Greeks would explain that this word describes the very essence of what it means to be Greek. Children are often taught the principals of Philotimo when being reprimanded for bad behavior. Certain behaviors are seen as shameful and families are often completely dishonored when their children misbehaved. In other words, when you act poorly, you not only bring shame upon yourself, but also shame upon your whole family.
The reverse is also true where if someone behaves honorably, the whole family is lifted up in the eyes of the Greeks because of their actions. The ultimately goal of Philotimo is to express a love of behaving honorably. However, even that doesn’t quite capture it’s essence (although it does come somewhat close).
Examples of Philotimo in Action
There are a few noteworthy examples of times when Greeks showed what Philotimo really means. Since this is a word that is truly hard to define and explain, it might help to be shown some examples. Here’s a look at some of the standouts:
Ultimately, everyone who fought on the side of the Spartans that day thought there was a possibility that they were doomed. However, they also knew in their hearts that fighting this battle against the mighty Persian Empire was the right thing to do. This battle enabled the Athenians to gather their navy and execute a brilliant strategy that would ultimately cause the Greeks to win the war. On the flip side, the Greek man who betrayed the Spartans to the enemy by showing a secret pathway into the Thermopylae pass displayed a lack of Philotimos so intense that he is forever shamed.
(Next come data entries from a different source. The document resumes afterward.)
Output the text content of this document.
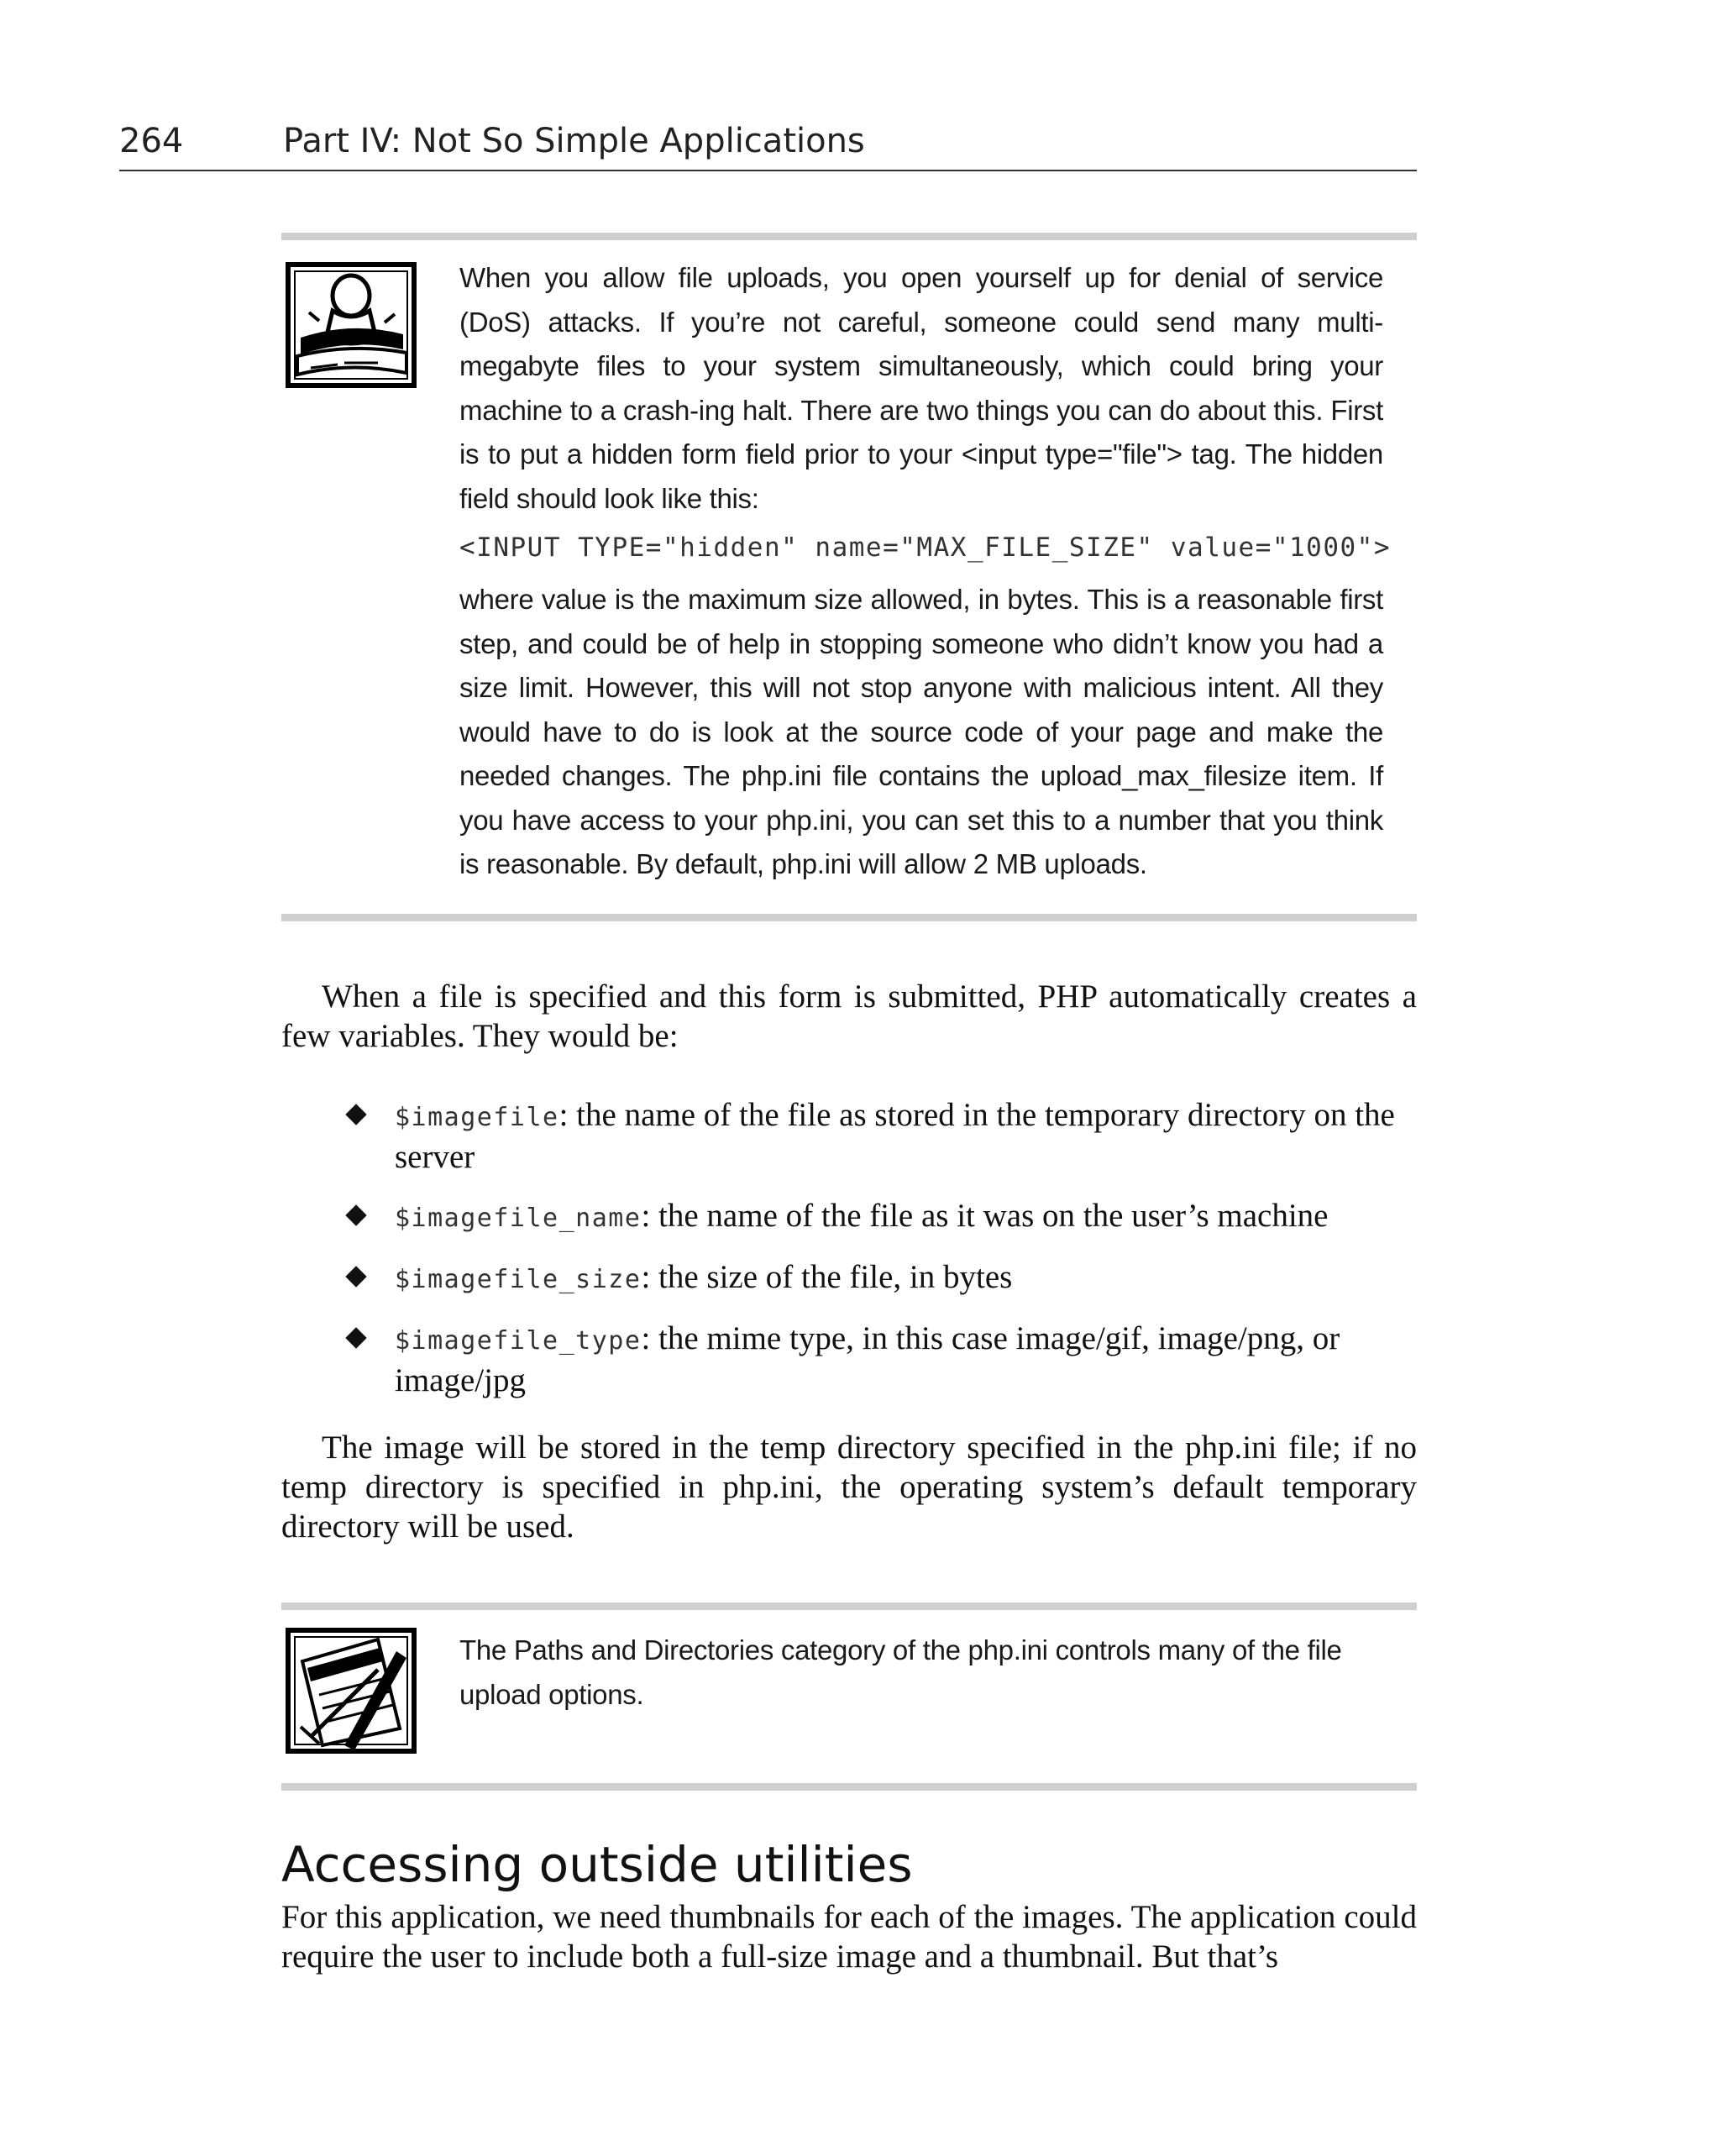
264	Part IV: Not So Simple Applications

When you allow file uploads, you open yourself up for denial of service (DoS) attacks. If you’re not careful, someone could send many multi-megabyte files to your system simultaneously, which could bring your machine to a crash-ing halt. There are two things you can do about this. First is to put a hidden form field prior to your <input type="file"> tag. The hidden field should look like this:

<INPUT TYPE="hidden" name="MAX_FILE_SIZE" value="1000">

where value is the maximum size allowed, in bytes. This is a reasonable first step, and could be of help in stopping someone who didn’t know you had a size limit. However, this will not stop anyone with malicious intent. All they would have to do is look at the source code of your page and make the needed changes. The php.ini file contains the upload_max_filesize item. If you have access to your php.ini, you can set this to a number that you think is reasonable. By default, php.ini will allow 2 MB uploads.

When a file is specified and this form is submitted, PHP automatically creates a few variables. They would be:

$imagefile: the name of the file as stored in the temporary directory on the server
$imagefile_name: the name of the file as it was on the user’s machine
$imagefile_size: the size of the file, in bytes
$imagefile_type: the mime type, in this case image/gif, image/png, or image/jpg

The image will be stored in the temp directory specified in the php.ini file; if no temp directory is specified in php.ini, the operating system’s default temporary directory will be used.

The Paths and Directories category of the php.ini controls many of the file upload options.

Accessing outside utilities

For this application, we need thumbnails for each of the images. The application could require the user to include both a full-size image and a thumbnail. But that’s
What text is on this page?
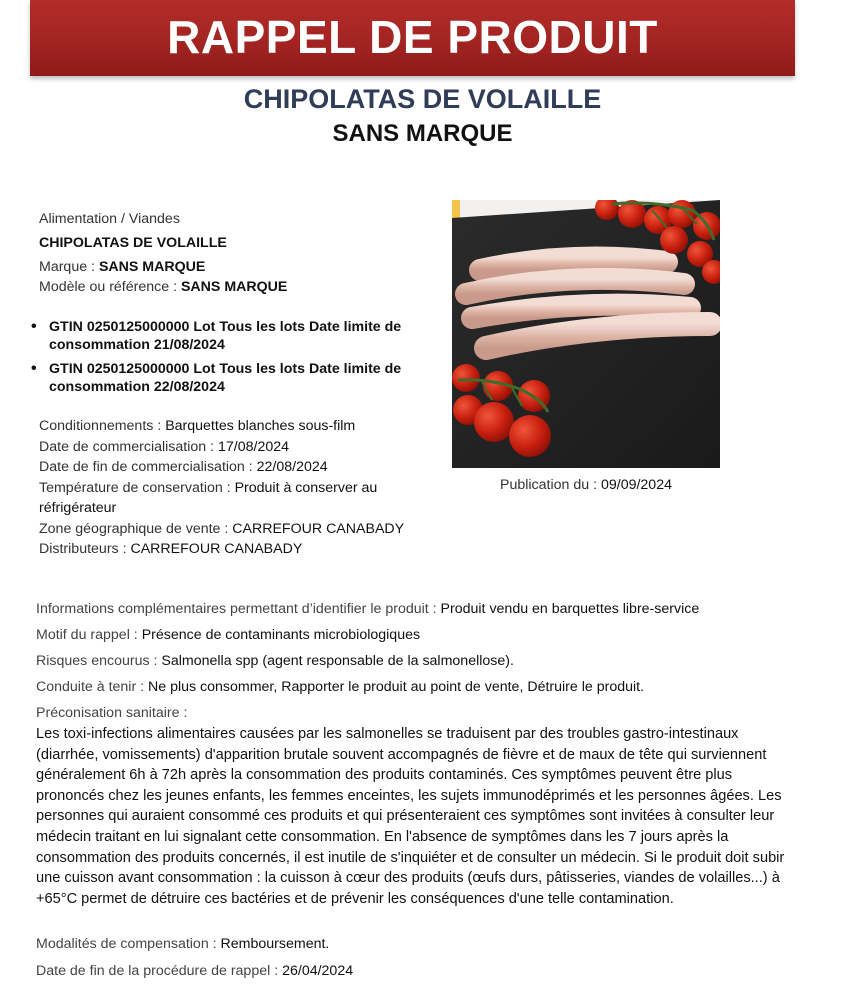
RAPPEL DE PRODUIT
CHIPOLATAS DE VOLAILLE
SANS MARQUE
Alimentation / Viandes
CHIPOLATAS DE VOLAILLE
Marque : SANS MARQUE
Modèle ou référence : SANS MARQUE
• GTIN 0250125000000 Lot Tous les lots Date limite de consommation 21/08/2024
• GTIN 0250125000000 Lot Tous les lots Date limite de consommation 22/08/2024
Conditionnements : Barquettes blanches sous-film
Date de commercialisation : 17/08/2024
Date de fin de commercialisation : 22/08/2024
Température de conservation : Produit à conserver au réfrigérateur
Zone géographique de vente : CARREFOUR CANABADY
Distributeurs : CARREFOUR CANABADY
Publication du : 09/09/2024
Informations complémentaires permettant d’identifier le produit : Produit vendu en barquettes libre-service
Motif du rappel : Présence de contaminants microbiologiques
Risques encourus : Salmonella spp (agent responsable de la salmonellose).
Conduite à tenir : Ne plus consommer, Rapporter le produit au point de vente, Détruire le produit.
Préconisation sanitaire :
Les toxi-infections alimentaires causées par les salmonelles se traduisent par des troubles gastro-intestinaux (diarrhée, vomissements) d'apparition brutale souvent accompagnés de fièvre et de maux de tête qui surviennent généralement 6h à 72h après la consommation des produits contaminés. Ces symptômes peuvent être plus prononcés chez les jeunes enfants, les femmes enceintes, les sujets immunodéprimés et les personnes âgées. Les personnes qui auraient consommé ces produits et qui présenteraient ces symptômes sont invitées à consulter leur médecin traitant en lui signalant cette consommation. En l'absence de symptômes dans les 7 jours après la consommation des produits concernés, il est inutile de s'inquiéter et de consulter un médecin. Si le produit doit subir une cuisson avant consommation : la cuisson à cœur des produits (œufs durs, pâtisseries, viandes de volailles...) à +65°C permet de détruire ces bactéries et de prévenir les conséquences d'une telle contamination.
Modalités de compensation : Remboursement.
Date de fin de la procédure de rappel : 26/04/2024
The Greeks fought an important battle during World War II on the island of Crete. Although the Greeks ultimately lost and then became occupied by the Germans, they were steadfast in their knowledge that resisting German occupation was the right thing to do. When the Axis Powers asked Metaxas if they could enter the country without a fight, he resisted and refused to let them in.
The Greeks fought hard, and they nearly won the battle. More importantly, for the first time during World War II, a country refused to give into Germany’s demands! Because they refused to give into the Axis Powers, the Greeks inspired the world. Winston Churchill famously said that, “Hence, we will not say that Greeks fight like heroes, but that heroes fight like Greeks.” The Greeks upheld the ideology of Philotimo and inspired the Allies, who eventually won the war, in the process.
As you can see, the principals of Philotimo are deeply ingrained in the Greek psyche. It is also an ancient concept and can be traced to Ancient Greek philosophers and writers, such as Thales and Plato. Greeks are simply expected to act in this honorable way, no matter what.